Di internal pada PDI Perjuangan mengemuka istilah kelompok Banteng dan kelompok CELENG.
Menurut pengamat Hukum Politik Suta Widhya SH bahwa dinamika politik memang saat ini dominan hanya 2 orang sosok, bila tidak Puan ya Ganjar.
Kedua orang ini bersaing dengan adagium norak yaitu berpihak pada rakyat kecil.
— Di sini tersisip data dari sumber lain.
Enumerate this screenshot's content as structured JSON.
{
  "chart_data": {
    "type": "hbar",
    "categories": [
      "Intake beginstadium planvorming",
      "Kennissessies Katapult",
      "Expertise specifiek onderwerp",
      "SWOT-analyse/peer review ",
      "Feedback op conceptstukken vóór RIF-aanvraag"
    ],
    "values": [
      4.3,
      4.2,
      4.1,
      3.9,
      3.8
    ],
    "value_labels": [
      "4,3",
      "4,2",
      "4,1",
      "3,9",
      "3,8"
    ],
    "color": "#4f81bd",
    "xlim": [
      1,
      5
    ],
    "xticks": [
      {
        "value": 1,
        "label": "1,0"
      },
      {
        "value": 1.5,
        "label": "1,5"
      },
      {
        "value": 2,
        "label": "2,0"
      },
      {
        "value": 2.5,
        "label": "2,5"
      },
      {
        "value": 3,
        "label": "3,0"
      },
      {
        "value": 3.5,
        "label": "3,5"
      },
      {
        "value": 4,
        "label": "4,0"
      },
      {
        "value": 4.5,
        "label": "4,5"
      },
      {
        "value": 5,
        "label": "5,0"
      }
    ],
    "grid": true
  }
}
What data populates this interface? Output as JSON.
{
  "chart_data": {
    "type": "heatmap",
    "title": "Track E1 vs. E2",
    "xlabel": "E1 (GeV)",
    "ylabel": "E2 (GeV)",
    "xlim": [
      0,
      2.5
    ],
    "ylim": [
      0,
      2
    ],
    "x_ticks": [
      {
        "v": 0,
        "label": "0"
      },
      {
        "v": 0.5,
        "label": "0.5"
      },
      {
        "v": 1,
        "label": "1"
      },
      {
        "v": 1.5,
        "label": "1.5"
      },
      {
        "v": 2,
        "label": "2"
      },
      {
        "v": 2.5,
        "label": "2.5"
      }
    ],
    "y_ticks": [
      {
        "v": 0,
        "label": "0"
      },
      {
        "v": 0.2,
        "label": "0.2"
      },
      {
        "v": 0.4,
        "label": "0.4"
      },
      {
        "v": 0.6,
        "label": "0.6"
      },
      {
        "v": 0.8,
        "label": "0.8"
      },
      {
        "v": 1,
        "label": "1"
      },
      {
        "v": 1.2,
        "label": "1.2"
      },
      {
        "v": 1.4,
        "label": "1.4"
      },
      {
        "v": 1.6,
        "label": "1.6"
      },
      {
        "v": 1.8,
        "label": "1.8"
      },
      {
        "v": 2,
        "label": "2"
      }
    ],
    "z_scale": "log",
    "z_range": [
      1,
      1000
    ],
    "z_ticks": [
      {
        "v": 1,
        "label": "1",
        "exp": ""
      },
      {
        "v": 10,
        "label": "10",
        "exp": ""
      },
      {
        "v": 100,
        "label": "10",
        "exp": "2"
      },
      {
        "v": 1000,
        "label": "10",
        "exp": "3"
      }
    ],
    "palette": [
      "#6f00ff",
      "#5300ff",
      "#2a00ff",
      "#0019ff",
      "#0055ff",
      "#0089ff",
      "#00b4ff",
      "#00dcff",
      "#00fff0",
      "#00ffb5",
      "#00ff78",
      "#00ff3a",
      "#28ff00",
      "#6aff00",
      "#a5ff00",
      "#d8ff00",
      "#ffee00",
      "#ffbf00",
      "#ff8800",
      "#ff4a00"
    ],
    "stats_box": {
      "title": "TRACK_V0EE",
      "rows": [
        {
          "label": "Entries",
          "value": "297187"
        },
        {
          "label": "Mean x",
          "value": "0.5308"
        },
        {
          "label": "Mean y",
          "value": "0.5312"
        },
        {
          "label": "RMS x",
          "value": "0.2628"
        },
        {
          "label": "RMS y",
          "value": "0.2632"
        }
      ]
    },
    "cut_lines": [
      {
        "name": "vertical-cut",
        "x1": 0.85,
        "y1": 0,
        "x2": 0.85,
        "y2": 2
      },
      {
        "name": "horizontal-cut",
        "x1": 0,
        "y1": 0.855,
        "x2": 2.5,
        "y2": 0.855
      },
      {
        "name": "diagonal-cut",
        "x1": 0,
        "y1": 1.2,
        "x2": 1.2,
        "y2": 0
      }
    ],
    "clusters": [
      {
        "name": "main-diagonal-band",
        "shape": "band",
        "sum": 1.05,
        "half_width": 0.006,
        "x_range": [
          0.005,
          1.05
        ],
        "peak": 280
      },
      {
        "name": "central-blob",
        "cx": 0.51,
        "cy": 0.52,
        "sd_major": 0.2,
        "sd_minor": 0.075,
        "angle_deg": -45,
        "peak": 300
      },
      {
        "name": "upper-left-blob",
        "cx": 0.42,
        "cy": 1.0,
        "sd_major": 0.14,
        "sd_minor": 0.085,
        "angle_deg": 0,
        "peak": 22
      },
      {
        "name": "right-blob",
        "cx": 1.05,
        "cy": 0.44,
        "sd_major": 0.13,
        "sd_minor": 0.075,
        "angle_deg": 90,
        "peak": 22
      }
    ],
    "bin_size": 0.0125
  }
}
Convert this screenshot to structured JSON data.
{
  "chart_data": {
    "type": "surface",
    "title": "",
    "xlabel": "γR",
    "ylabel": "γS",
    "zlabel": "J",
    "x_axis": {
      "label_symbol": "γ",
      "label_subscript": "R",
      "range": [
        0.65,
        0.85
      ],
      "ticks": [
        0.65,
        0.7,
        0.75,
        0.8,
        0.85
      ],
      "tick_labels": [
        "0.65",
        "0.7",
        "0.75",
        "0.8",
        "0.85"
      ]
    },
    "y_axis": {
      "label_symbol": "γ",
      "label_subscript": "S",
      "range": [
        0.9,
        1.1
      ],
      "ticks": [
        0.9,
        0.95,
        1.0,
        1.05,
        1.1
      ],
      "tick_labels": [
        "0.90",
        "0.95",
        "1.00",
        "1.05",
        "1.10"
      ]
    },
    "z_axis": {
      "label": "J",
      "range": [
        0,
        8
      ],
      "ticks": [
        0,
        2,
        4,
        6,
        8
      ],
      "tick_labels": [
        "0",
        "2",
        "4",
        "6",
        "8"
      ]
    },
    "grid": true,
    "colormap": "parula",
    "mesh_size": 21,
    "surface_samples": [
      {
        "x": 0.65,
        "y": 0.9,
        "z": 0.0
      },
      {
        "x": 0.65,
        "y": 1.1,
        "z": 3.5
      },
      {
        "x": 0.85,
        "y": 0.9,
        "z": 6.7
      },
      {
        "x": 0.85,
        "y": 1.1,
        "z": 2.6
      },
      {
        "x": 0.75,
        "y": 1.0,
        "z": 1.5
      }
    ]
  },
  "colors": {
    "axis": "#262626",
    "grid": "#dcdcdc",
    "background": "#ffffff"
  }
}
Sejak kapan kedua mempunyai keberpihakan pada rakyat kecil? .
Keduanya diduga sudah lupa dari mana suara mereka dapat sehingga menduduki DPR atau kursi eksekutif.
"Kami harap ada lembaga yang cukup valid untuk membuktikan dimana rugi negara trilunan sehingga hingga hari ini tidak ada Koruptor pengadaan e-KTP.
"Jangan asal melemparkan wacana saja," tantang pengamat hukum politik Suta Widhya SH, Minggu (17/10) pagi di Bogor.
Menurut Suta, bila ingin bicara korupsi KTP sudah pasti yang terkenai, bukan hanya Ganjar, tapi semua anggota Dewan yang bersentuhan dengan lahirnya kebijaksanaan e-KTP.
" Bukankah menteri yang ada di Jalan HR Rasuna Said juga menerima dolar USA?.
"Termasuk petinggi DPR yang sering mematikan mic peserta sidang karena kuatir sidang jadi mencerdaskan publik?" Tanya Suta.
Terkait dugaan korupsi e-KTP sebaiknya yang menuduh para penerima dolar USA, agar mampu membuka datanya secara transparan.
"Terus terang rakyat muak dengan lips service : gertak sambel dengan _bargaining_ tertentu, pungkas Suta Widya.